Madame Odintsof ne répondit point, et Bazarof se tut. Le son du piano frappa leurs oreilles.

— Comme Katia joue tard ce soir, dit madame Odintsof.

Bazarof se leva.

— Il est très-tard effectivement, répondit-il, vous devriez vous coucher.

— Attendez, pourquoi vous presser… J’ai un mot à vous dire.

— Quel mot ?

— Attendez, répéta madame Odintsof à voix basse, et ses yeux s’arrêtèrent sur Bazarof ; elle semblait l’examiner attentivement.

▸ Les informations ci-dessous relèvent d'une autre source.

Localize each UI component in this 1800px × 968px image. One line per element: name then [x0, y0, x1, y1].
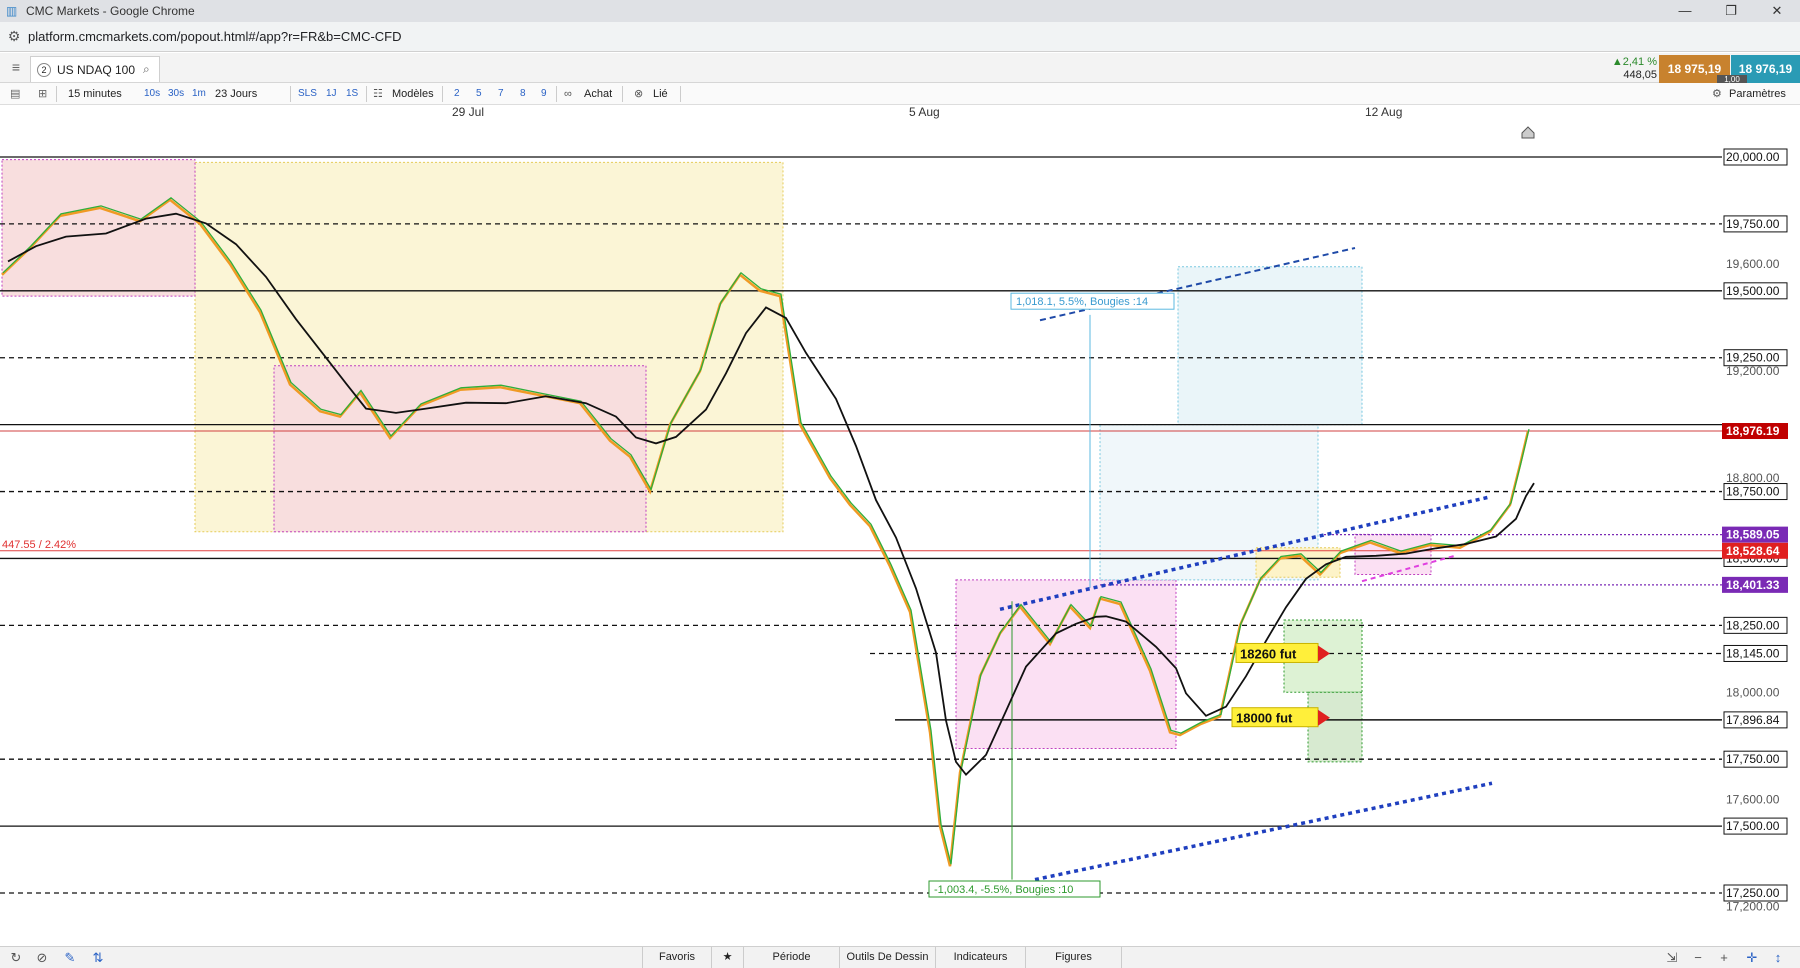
models-label[interactable]: Modèles — [392, 83, 434, 105]
chart-toolbar: ▤ ⊞ 15 minutes 10s 30s 1m 23 Jours SLS 1… — [0, 83, 1800, 105]
binoculars-icon[interactable]: ∞ — [564, 83, 572, 105]
change-percent: ▲2,41 % — [1611, 56, 1657, 68]
date-axis: 29 Jul 5 Aug 12 Aug — [0, 105, 1720, 120]
price-axis-tick: 18,250.00 — [1726, 618, 1780, 632]
pencil-icon[interactable]: ✎ — [58, 947, 82, 968]
price-axis-tick: 18,000.00 — [1726, 685, 1780, 699]
cursor-icon[interactable]: ⇅ — [86, 947, 110, 968]
instrument-tab[interactable]: 2 US NDAQ 100 ⌕ — [30, 56, 160, 82]
price-axis-tick: 17,750.00 — [1726, 752, 1780, 766]
magenta-zone — [955, 579, 1177, 749]
marker-purple-high: 18,589.05 — [1726, 528, 1780, 542]
model-2[interactable]: 2 — [454, 83, 460, 105]
date-tick: 29 Jul — [452, 105, 485, 119]
instrument-tab-bar: ≡ 2 US NDAQ 100 ⌕ — [0, 53, 1800, 83]
tab-favoris[interactable]: Favoris — [642, 947, 712, 968]
star-icon[interactable]: ★ — [712, 947, 744, 968]
view-1j[interactable]: 1J — [326, 83, 337, 105]
close-button[interactable]: ✕ — [1754, 0, 1800, 22]
list-view-icon[interactable]: ▤ — [10, 83, 20, 105]
buy-label[interactable]: Achat — [584, 83, 612, 105]
interval-1m[interactable]: 1m — [192, 83, 206, 105]
crosshair-reset-icon[interactable]: ⇲ — [1660, 947, 1684, 968]
restore-button[interactable]: ❐ — [1708, 0, 1754, 22]
model-7[interactable]: 7 — [498, 83, 504, 105]
change-indicator: ▲2,41 % 448,05 — [1603, 55, 1657, 83]
view-1s[interactable]: 1S — [346, 83, 358, 105]
window-controls: — ❐ ✕ — [1662, 0, 1800, 22]
tab-number: 2 — [37, 62, 51, 77]
down-measure-label: -1,003.4, -5.5%, Bougies :10 — [934, 884, 1073, 896]
up-measure-label: 1,018.1, 5.5%, Bougies :14 — [1016, 296, 1148, 308]
view-sls[interactable]: SLS — [298, 83, 317, 105]
price-chart[interactable]: 447.55 / 2.42% 1,018.1, 5.5%, Bougies :14… — [0, 120, 1800, 942]
fut-18000-label: 18000 fut — [1236, 711, 1293, 726]
price-axis-tick: 17,600.00 — [1726, 792, 1780, 806]
price-axis-tick: 18,750.00 — [1726, 485, 1780, 499]
price-axis-tick: 19,250.00 — [1726, 351, 1780, 365]
price-axis-tick: 19,200.00 — [1726, 364, 1780, 378]
range-select[interactable]: 23 Jours — [215, 83, 257, 105]
bottom-toolbar: ↻ ⊘ ✎ ⇅ Favoris ★ Période Outils De Dess… — [0, 946, 1800, 968]
url-field[interactable]: platform.cmcmarkets.com/popout.html#/app… — [28, 29, 402, 44]
linked-label[interactable]: Lié — [653, 83, 668, 105]
gear-icon[interactable]: ⚙ — [1712, 83, 1722, 105]
zoom-out-icon[interactable]: − — [1686, 947, 1710, 968]
date-tick: 5 Aug — [909, 105, 940, 119]
price-axis-tick: 20,000.00 — [1726, 150, 1780, 164]
menu-icon[interactable]: ≡ — [6, 59, 26, 77]
interval-30s[interactable]: 30s — [168, 83, 184, 105]
tab-outils-de-dessin[interactable]: Outils De Dessin — [840, 947, 936, 968]
change-annotation: 447.55 / 2.42% — [2, 539, 76, 551]
price-axis-tick: 19,500.00 — [1726, 284, 1780, 298]
minimize-button[interactable]: — — [1662, 0, 1708, 22]
tab-indicateurs[interactable]: Indicateurs — [936, 947, 1026, 968]
interval-select[interactable]: 15 minutes — [68, 83, 122, 105]
site-info-icon[interactable]: ⚙ — [0, 28, 28, 45]
interval-10s[interactable]: 10s — [144, 83, 160, 105]
cmc-app-icon: ▥ — [6, 4, 18, 18]
expand-icon[interactable]: ↕ — [1766, 947, 1790, 968]
settings-label[interactable]: Paramètres — [1729, 83, 1786, 105]
marker-purple-low: 18,401.33 — [1726, 578, 1780, 592]
yellow-zone — [1255, 547, 1341, 578]
red-zone — [1, 159, 196, 297]
change-points: 448,05 — [1623, 69, 1657, 81]
crosshair-icon[interactable]: ✛ — [1740, 947, 1764, 968]
current-price-marker: 18,976.19 — [1726, 424, 1780, 438]
address-bar: ⚙ platform.cmcmarkets.com/popout.html#/a… — [0, 22, 1800, 52]
window-title: CMC Markets - Google Chrome — [26, 4, 195, 18]
browser-titlebar: ▥ CMC Markets - Google Chrome — ❐ ✕ — [0, 0, 1800, 22]
instrument-name: US NDAQ 100 — [57, 62, 136, 77]
price-axis-tick: 17,500.00 — [1726, 819, 1780, 833]
model-8[interactable]: 8 — [520, 83, 526, 105]
model-5[interactable]: 5 — [476, 83, 482, 105]
tab-figures[interactable]: Figures — [1026, 947, 1122, 968]
marker-red: 18,528.64 — [1726, 544, 1780, 558]
zoom-in-icon[interactable]: + — [1712, 947, 1736, 968]
price-axis-tick: 19,600.00 — [1726, 257, 1780, 271]
date-tick: 12 Aug — [1365, 105, 1403, 119]
models-icon[interactable]: ☷ — [373, 83, 383, 105]
tab-periode[interactable]: Période — [744, 947, 840, 968]
price-axis-tick: 17,200.00 — [1726, 899, 1780, 913]
link-icon[interactable]: ⊗ — [634, 83, 643, 105]
price-axis-tick: 19,750.00 — [1726, 217, 1780, 231]
search-icon[interactable]: ⌕ — [143, 62, 150, 77]
layout-icon[interactable]: ⊞ — [38, 83, 47, 105]
price-axis-tick: 17,250.00 — [1726, 886, 1780, 900]
price-axis-tick: 17,896.84 — [1726, 713, 1780, 727]
no-entry-icon[interactable]: ⊘ — [30, 947, 54, 968]
model-9[interactable]: 9 — [541, 83, 547, 105]
refresh-icon[interactable]: ↻ — [4, 947, 28, 968]
price-axis-tick: 18,145.00 — [1726, 646, 1780, 660]
fut-18260-label: 18260 fut — [1240, 646, 1297, 661]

Bazarof fit quelques pas dans la chambre, puis il se rapprocha tout à coup de madame Odintsof, lui dit brusquement : « Adieu ! » et sortit de la chambre après lui avoir pressé la main avec tant de force qu’elle faillit jeter un cri. Elle porta à sa bouche ses doigts encore collés l’un contre l’autre, souffla dessus ; puis, se levant précipitamment, elle se dirigea d’un pas rapide vers la porte, comme pour rappeler Bazarof. Une femme de chambre entrait avec une carafe sur un plateau d’argent. Madame Odintsof s’arrêta, lui dit de sortir, se jeta de nouveau dans le fauteuil, et se mit de nouveau à réfléchir. Sa tresse se dénoua et se déroula sur son épaule semblable à un serpent noir.